Tinubu asks France for help, Macron pledges stronger security partnership
Nigeria has asked France for increased assistance as attacks escalate across the north, French President Emmanuel Macron said, signaling renewed international engagement in a worsening security crisis. The move matters for investors and regional stability because persistent violence is raising fiscal and humanitarian costs in Africa's most populous country.

Nigerian President Bola Tinubu has requested greater French support to confront a surge in violence across northern Nigeria, French President Emmanuel Macron said on Sunday following a phone call with his counterpart. Macron said he conveyed France's support as Nigeria grapples with multiple security challenges, "particularly the terrorist threat in the North." He added, "At his request, we will strengthen our partnership with the authorities and our support for the affected populations. We call on all our partners to step up their engagement," in a post on X.
The appeal comes after an uptick in attacks over the past month, including mass kidnappings from schools and an assault on a church, officials have said. The violence spans several distinct threats, including a long running Islamist insurgency in the northeast, armed kidnapping gangs in the northwest and deadly clashes between largely Muslim cattle herders and mostly Christian farmers in the central region. The scope of the violence is stretching Nigeria's security forces and deepening humanitarian pressures on communities in affected areas.

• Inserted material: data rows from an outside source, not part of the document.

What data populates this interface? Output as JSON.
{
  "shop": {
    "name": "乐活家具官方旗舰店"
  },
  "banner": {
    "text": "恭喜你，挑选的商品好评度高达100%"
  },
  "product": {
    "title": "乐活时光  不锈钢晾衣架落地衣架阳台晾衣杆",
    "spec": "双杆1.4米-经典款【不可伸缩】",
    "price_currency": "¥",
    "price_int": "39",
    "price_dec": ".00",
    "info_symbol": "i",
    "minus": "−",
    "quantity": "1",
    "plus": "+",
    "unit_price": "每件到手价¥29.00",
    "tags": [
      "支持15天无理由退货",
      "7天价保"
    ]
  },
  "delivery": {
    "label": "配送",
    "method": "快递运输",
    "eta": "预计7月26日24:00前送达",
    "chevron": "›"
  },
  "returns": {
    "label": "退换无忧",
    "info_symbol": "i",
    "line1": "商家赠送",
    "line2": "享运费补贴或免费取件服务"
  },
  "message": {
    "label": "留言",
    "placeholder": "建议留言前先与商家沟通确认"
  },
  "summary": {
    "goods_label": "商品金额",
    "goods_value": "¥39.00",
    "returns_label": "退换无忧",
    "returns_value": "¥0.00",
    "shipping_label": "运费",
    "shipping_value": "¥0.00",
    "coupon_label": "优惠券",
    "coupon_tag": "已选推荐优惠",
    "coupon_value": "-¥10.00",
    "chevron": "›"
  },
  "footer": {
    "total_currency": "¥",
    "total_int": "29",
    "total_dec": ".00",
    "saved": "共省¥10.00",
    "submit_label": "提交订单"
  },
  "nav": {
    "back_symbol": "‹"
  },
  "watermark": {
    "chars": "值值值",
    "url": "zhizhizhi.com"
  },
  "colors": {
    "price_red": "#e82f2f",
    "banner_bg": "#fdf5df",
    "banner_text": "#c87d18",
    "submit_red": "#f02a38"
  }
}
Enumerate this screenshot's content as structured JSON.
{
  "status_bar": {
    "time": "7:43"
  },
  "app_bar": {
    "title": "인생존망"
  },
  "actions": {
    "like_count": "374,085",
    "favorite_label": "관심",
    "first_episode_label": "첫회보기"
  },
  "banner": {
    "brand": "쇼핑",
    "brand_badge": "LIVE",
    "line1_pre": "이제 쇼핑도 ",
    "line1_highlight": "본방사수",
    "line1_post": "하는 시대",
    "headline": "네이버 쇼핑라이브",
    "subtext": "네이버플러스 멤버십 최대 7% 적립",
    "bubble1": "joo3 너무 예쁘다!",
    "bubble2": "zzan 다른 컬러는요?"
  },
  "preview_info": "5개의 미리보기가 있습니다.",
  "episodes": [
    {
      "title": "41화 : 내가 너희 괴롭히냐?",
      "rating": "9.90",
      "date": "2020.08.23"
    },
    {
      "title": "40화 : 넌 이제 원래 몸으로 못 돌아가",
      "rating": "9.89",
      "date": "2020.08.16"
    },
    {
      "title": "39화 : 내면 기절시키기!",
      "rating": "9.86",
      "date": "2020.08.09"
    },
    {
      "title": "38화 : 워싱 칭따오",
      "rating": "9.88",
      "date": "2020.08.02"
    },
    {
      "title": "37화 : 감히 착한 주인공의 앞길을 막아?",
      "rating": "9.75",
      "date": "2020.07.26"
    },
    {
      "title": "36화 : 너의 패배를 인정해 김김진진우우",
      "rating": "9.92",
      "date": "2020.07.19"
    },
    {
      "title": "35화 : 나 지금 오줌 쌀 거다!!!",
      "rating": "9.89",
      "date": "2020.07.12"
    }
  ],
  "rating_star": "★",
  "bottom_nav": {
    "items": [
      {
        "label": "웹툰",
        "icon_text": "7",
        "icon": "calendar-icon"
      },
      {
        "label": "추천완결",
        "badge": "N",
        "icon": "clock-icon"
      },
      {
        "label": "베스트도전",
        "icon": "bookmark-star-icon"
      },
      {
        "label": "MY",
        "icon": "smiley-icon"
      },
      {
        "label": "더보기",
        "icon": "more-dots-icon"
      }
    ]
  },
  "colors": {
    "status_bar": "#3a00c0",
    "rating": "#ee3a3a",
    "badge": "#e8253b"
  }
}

France has already scaled back troop deployments across West and Central Africa in recent years and is now focusing on training, intelligence sharing and responding to formal requests for assistance, Macron said. That posture suggests any new French role in Nigeria will center on capacity building rather than large scale combat operations. France has previously supported regional efforts to curtail armed groups, while the United States and Britain have provided intelligence, arms sales and training to Nigerian forces in the past.

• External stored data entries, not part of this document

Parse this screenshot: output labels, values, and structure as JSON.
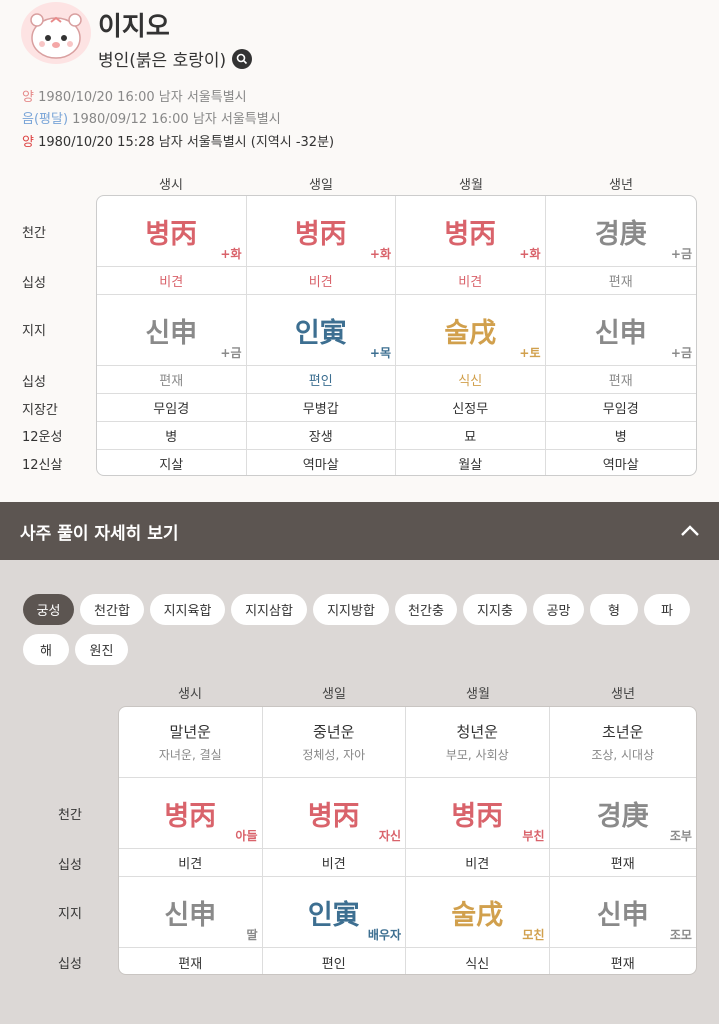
{
  "profile": {
    "name": "이지오",
    "subtitle": "병인(붉은 호랑이)",
    "lines": [
      {
        "tag": "양",
        "text": "1980/10/20 16:00 남자 서울특별시"
      },
      {
        "tag": "음(평달)",
        "text": "1980/09/12 16:00 남자 서울특별시"
      },
      {
        "tag": "양",
        "text": "1980/10/20 15:28 남자 서울특별시 (지역시 -32분)"
      }
    ]
  },
  "colors": {
    "fire": "#d9636b",
    "metal": "#8a8a8a",
    "wood": "#3d6f91",
    "earth": "#d1a04d",
    "bar": "#5c5551"
  },
  "table1": {
    "columns": [
      "생시",
      "생일",
      "생월",
      "생년"
    ],
    "row_labels": [
      "천간",
      "십성",
      "지지",
      "십성",
      "지장간",
      "12운성",
      "12신살"
    ],
    "cheongan": [
      {
        "text": "병丙",
        "tag": "+화"
      },
      {
        "text": "병丙",
        "tag": "+화"
      },
      {
        "text": "병丙",
        "tag": "+화"
      },
      {
        "text": "경庚",
        "tag": "+금"
      }
    ],
    "sipseong1": [
      "비견",
      "비견",
      "비견",
      "편재"
    ],
    "jiji": [
      {
        "text": "신申",
        "tag": "+금"
      },
      {
        "text": "인寅",
        "tag": "+목"
      },
      {
        "text": "술戌",
        "tag": "+토"
      },
      {
        "text": "신申",
        "tag": "+금"
      }
    ],
    "sipseong2": [
      "편재",
      "편인",
      "식신",
      "편재"
    ],
    "jijanggan": [
      "무임경",
      "무병갑",
      "신정무",
      "무임경"
    ],
    "unseong": [
      "병",
      "장생",
      "묘",
      "병"
    ],
    "sinsal": [
      "지살",
      "역마살",
      "월살",
      "역마살"
    ]
  },
  "bar": {
    "title": "사주 풀이 자세히 보기"
  },
  "chips": [
    "궁성",
    "천간합",
    "지지육합",
    "지지삼합",
    "지지방합",
    "천간충",
    "지지충",
    "공망",
    "형",
    "파",
    "해",
    "원진"
  ],
  "table2": {
    "columns": [
      "생시",
      "생일",
      "생월",
      "생년"
    ],
    "row_labels": [
      "천간",
      "십성",
      "지지",
      "십성"
    ],
    "header": [
      {
        "t1": "말년운",
        "t2": "자녀운, 결실"
      },
      {
        "t1": "중년운",
        "t2": "정체성, 자아"
      },
      {
        "t1": "청년운",
        "t2": "부모, 사회상"
      },
      {
        "t1": "초년운",
        "t2": "조상, 시대상"
      }
    ],
    "cheongan": [
      {
        "text": "병丙",
        "tag": "아들"
      },
      {
        "text": "병丙",
        "tag": "자신"
      },
      {
        "text": "병丙",
        "tag": "부친"
      },
      {
        "text": "경庚",
        "tag": "조부"
      }
    ],
    "sipseong1": [
      "비견",
      "비견",
      "비견",
      "편재"
    ],
    "jiji": [
      {
        "text": "신申",
        "tag": "딸"
      },
      {
        "text": "인寅",
        "tag": "배우자"
      },
      {
        "text": "술戌",
        "tag": "모친"
      },
      {
        "text": "신申",
        "tag": "조모"
      }
    ],
    "sipseong2": [
      "편재",
      "편인",
      "식신",
      "편재"
    ]
  }
}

Washington has recently pressured Abuja to do more to protect religious minorities, with officials saying they are considering measures such as sanctions and Pentagon engagement on counterterrorism to compel better protection for Christian communities. The Nigerian government has said it welcomes help to fight insecurity so long as its sovereignty is respected.

The request for French backing underscores both the scale of Nigeria's security challenge and its potential economic consequences. Nigeria is Africa's most populous country with more than 200 million people and the continent's largest economy, so sustained instability can amplify fiscal strains, deter foreign direct investment and complicate oil sector operations that are key to government revenue and the current account. Markets tend to react to heightened geopolitical risk through currency pressure and higher sovereign borrowing costs, while rising security spending can crowd out development priorities.
For policymakers the dilemma is familiar. External support that focuses on intelligence exchange and training can yield faster improvements in operational capacity, but long term stability will hinge on governance reforms, local conflict resolution and investment in social services in the worst affected states. Macron's call for broader partner engagement signals a diplomatic push to mobilize resources, but it also highlights a regional pattern where external actors must balance interventionist instincts with respect for state sovereignty and the limits imposed by withdrawal from on the ground troop presence.
Absent a rapid reversal in violence, analysts say Nigeria could face a protracted cycle of humanitarian need and economic damage that would require sustained international cooperation and a strategic shift inside Abuja toward addressing the root causes of communal conflict.